Le théorème de Bell et l’attente du futur comme une promesse

lundi 26 mai 2014

Je rencontre souvent des gens intelligents et réfléchis qui me disent : « Cela ne peut plus durer, ce monde devient mortellement étouffant, on ne peut pas continuer à vivre ainsi sans retrouver un sens à la vie, un sens au futur, un sens à l’homme. » On ne saurait douter que ce « malheur d’être », cette « nausée », comme dit Sartre, ne soit à l’origine du gauchisme hagard qui aveugle tant d’esprits en Europe occidentale (en Europe orientale, ayant une lutte sur les bras, les intellectuels ont bien meilleur moral).

Et quand j’entends cela, je me dis que l’inconscient collectif n’est peut-être pas une rêverie de psychiatre.

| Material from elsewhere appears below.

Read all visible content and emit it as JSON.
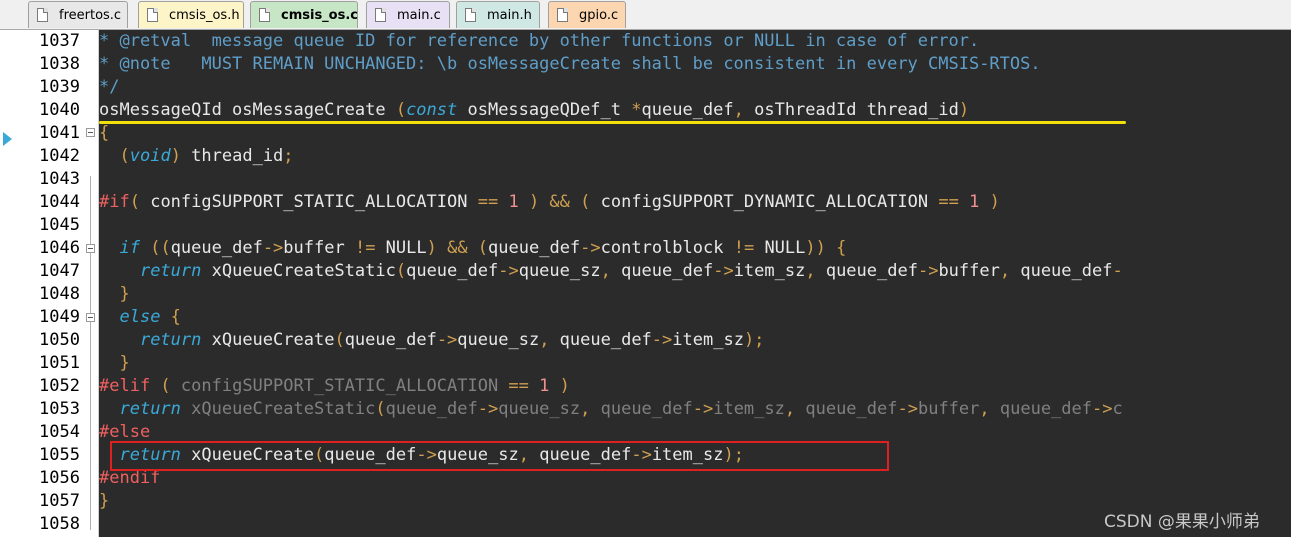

Car il est bien vrai que « cela ne peut plus durer » : je veux dire que matériellement, toute psychose politique ou morale mise à part, il est parfaitement exact que nous sommes en train de vivre les dernières années d’un âge, qu’on pourrait appeler l’« histoire ». Nous sommes au terme, au bout, à la fin de l’histoire [1], non pas parce que « c’est étouffant », mais parce que les récents développements de la physique ouvrent réellement devant les hommes un abîme. Ce qu’est cet abîme, les physiciens en discutent. Mais ce dont ils sont sûrs, c’est que c’est un abîme, ou si le lecteur préfère écarter une façon trop lyrique de s’exprimer, c’est un événement qui n’a pas de précédent dans l’histoire de l’homme. Pourquoi ? Parce que, ou bien la science va s’arrêter devant un mur infranchissable, ou bien plutôt le mur sera franchi, mais au prix d’un bouleversement à la lettre inconcevable de notre condition.

Le « Théorème de Bell »

L’événement annonciateur de ce dilemme porte un nom, et il est daté : son nom est « Théorème de Bell », et il date de 1964, année de sa publication par le physicien américain John S. Bell [2]. Un autre physicien américain, H.-P. Stapp, appelle ce théorème « la plus profonde découverte de la science » [3]. De la science, c’est déjà beaucoup, et pourtant c’est peu dire. Que démontre en effet ce théorème ?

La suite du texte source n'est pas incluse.